Margolyes was joined at the museum by Lucinda Dickens Hawksley, writer, historian and great-great-great granddaughter of Charles and Catherine Dickens, and Frankie Kubicki, the Director of the Charles Dickens Museum, to discuss the theatrical life of Dickens and the enduring popularity of his greatest stories on stage, screen and radio.
“If I could have one wish in the world it would be to be in the audience at a Dickens reading," said Margolyes. "Dickens would have been an actor. He wanted to be an actor but had a cold and missed his audition. That was the end of his being an actor, though he never stopped being an actor really. He was an observer. Dickens had a technique of writing that was very filmic. He starts a little way away and them zooms in.”

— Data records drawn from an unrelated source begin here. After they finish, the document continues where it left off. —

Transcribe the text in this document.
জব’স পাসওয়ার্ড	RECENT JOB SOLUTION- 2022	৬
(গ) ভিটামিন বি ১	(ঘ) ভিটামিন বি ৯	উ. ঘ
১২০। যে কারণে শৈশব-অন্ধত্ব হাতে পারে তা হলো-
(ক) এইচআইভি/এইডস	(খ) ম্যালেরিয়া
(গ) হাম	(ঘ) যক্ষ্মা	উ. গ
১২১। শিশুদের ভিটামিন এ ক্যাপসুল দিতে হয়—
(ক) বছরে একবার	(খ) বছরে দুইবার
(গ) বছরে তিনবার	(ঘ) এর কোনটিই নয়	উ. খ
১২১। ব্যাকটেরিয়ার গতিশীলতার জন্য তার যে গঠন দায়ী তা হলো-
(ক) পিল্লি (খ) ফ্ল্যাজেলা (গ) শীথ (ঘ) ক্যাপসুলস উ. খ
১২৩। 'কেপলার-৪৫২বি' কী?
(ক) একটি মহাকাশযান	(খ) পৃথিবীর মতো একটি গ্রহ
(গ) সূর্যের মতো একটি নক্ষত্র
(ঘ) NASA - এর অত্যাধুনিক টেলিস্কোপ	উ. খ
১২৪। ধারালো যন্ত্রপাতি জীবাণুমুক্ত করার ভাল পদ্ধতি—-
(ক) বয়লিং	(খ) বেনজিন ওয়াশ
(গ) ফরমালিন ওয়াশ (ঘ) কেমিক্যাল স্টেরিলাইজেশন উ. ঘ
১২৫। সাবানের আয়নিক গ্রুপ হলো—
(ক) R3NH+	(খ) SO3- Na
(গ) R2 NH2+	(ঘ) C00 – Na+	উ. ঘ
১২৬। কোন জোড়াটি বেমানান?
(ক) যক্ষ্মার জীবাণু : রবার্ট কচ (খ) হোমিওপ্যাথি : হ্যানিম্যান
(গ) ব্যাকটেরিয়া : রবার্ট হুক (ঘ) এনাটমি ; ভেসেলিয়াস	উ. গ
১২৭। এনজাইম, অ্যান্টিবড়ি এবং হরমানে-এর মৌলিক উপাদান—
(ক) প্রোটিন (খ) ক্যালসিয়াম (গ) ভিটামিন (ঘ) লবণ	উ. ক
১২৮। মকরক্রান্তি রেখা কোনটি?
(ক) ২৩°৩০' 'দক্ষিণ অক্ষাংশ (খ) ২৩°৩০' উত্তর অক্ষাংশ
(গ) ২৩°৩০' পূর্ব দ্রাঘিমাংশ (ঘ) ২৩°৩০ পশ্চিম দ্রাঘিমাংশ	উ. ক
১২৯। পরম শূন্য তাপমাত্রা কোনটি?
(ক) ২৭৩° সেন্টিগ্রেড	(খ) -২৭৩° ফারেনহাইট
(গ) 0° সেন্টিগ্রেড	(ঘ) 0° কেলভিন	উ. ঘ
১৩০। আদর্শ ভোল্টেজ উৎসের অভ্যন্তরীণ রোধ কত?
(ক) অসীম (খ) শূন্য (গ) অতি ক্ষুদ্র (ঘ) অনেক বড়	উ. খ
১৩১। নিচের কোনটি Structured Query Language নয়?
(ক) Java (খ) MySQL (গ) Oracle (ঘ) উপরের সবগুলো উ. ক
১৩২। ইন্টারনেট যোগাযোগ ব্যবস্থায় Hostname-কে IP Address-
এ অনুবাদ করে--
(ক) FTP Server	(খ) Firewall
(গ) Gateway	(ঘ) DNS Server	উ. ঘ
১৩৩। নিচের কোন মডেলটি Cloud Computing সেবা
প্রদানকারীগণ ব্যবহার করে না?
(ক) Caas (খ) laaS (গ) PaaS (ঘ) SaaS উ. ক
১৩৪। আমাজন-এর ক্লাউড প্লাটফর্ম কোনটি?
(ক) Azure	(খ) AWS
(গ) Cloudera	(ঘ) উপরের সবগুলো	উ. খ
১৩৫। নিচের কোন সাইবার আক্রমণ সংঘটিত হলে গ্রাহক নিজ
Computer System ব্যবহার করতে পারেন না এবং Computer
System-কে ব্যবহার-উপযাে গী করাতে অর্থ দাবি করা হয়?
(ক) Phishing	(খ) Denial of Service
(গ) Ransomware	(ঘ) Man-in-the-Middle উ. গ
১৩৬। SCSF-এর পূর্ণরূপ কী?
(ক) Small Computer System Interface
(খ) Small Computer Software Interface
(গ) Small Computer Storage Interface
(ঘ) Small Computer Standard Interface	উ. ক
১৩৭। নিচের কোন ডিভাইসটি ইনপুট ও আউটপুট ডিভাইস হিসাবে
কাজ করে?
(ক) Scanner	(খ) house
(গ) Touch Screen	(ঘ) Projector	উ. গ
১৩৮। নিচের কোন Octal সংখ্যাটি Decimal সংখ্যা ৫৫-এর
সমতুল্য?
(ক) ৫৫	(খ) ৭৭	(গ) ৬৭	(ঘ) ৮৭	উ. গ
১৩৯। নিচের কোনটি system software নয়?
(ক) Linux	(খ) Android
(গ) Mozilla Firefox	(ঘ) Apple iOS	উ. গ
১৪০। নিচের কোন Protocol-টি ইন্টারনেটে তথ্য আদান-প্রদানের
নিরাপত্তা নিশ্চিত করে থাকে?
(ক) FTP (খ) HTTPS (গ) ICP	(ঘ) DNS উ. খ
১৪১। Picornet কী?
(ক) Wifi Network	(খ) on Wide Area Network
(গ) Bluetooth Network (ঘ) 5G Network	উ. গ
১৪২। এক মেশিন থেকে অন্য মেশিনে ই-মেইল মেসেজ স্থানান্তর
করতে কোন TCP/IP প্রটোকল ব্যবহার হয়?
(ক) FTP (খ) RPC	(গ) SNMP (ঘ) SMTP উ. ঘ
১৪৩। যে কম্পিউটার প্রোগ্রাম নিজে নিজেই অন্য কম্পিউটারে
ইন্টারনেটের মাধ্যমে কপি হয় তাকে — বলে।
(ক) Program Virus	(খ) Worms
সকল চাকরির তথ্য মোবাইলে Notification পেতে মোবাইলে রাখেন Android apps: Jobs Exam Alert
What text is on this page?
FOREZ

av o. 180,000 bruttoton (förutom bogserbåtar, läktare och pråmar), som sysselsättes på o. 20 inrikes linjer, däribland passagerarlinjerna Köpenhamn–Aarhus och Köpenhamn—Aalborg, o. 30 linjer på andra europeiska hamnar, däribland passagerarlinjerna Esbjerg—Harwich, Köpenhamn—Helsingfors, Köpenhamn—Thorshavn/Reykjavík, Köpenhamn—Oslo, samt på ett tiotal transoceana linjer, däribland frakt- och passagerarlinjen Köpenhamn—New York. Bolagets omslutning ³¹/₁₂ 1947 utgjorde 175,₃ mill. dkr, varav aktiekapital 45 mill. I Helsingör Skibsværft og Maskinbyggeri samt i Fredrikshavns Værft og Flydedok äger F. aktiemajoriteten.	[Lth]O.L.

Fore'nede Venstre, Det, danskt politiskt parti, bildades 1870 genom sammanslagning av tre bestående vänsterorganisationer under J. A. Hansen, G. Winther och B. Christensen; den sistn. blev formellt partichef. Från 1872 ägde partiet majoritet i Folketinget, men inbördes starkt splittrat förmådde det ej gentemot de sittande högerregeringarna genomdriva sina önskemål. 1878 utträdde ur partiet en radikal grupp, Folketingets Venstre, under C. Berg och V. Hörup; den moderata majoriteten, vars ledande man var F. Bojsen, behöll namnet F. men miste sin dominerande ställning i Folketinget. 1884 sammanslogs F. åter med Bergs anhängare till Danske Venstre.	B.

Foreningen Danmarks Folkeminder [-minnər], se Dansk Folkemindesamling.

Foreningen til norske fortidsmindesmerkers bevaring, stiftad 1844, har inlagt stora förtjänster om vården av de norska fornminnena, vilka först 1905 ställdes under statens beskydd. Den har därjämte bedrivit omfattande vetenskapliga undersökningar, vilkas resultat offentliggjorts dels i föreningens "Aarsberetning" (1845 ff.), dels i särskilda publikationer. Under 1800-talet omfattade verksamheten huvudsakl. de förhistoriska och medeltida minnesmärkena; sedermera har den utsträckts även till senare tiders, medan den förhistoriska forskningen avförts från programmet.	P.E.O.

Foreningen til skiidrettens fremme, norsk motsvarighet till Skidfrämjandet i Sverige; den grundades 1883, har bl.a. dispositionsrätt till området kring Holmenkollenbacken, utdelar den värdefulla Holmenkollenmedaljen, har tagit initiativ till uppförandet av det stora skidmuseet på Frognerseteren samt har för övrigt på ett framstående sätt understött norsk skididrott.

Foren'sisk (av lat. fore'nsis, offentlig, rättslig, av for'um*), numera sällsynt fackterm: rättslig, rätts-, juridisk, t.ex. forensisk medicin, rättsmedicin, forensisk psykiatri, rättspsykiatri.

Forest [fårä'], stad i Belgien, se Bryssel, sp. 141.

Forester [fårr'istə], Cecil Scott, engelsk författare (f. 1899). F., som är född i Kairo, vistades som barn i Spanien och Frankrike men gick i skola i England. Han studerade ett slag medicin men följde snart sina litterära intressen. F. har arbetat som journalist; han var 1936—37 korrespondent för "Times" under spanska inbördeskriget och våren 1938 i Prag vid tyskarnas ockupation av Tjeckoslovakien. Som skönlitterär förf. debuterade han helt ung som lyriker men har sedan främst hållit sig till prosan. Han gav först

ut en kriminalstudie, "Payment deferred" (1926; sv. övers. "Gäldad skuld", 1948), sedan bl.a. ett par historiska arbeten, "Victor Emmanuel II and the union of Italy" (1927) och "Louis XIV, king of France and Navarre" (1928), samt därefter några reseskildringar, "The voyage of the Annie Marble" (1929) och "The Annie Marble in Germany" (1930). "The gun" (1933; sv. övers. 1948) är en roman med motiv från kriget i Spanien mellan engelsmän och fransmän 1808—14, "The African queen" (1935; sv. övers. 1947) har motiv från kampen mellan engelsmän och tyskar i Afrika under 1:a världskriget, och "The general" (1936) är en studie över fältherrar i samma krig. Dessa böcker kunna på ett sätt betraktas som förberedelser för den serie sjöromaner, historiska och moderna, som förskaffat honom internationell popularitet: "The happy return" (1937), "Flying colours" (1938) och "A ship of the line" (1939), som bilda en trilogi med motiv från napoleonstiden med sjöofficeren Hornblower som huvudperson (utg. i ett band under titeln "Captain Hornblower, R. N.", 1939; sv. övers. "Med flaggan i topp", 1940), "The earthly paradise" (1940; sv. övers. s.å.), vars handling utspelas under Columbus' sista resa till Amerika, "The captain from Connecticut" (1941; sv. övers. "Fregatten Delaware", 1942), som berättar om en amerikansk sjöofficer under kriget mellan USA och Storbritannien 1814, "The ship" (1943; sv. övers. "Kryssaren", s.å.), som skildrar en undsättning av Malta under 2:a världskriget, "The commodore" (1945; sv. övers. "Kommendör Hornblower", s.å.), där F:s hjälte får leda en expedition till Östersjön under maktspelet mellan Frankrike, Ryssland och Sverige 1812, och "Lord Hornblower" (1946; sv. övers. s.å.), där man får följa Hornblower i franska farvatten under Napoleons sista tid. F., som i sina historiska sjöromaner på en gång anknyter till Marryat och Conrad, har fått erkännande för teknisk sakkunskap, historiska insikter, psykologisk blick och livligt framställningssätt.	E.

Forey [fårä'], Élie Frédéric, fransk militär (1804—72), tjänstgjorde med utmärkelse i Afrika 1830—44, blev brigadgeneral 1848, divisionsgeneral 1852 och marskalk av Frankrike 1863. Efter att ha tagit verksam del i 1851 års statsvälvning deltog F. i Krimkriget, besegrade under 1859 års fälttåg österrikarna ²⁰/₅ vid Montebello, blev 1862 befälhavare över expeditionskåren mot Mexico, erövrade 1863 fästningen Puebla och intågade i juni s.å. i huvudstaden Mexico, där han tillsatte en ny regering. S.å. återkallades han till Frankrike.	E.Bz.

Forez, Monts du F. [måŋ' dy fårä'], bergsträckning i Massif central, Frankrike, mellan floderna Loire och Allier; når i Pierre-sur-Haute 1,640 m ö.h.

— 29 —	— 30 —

During the launch, she gave readings includings Dickens’s own article from 1853 in which he recounts being separated from his family in London as a child,and finding himself in a theatre, a September 1845 letter in which Dickens gives himself a glowing review after performing on stage in Every Man in His Humour by Ben Jonson.
Highlights from the exhibition include:
- Charles Dickens’s own acting copy of the play Used Up by Irish playwright Dion Boucicault, heavily marked-up with notes to himself
- the engraved ivory theatre pass which gave Dickens free entry to performances at Her Majesty's Theatre, Haymarket
- the silver cup awarded to Dickens by fellow theatre company members in Montreal
Showtime! runs until January 18, 2026, and is part of the 100th birthday celebrations of the Museum at 48 Doughty Street, the only surviving London house in which Charles Dickens lived and the place where he wrote the stories that made him an international superstar.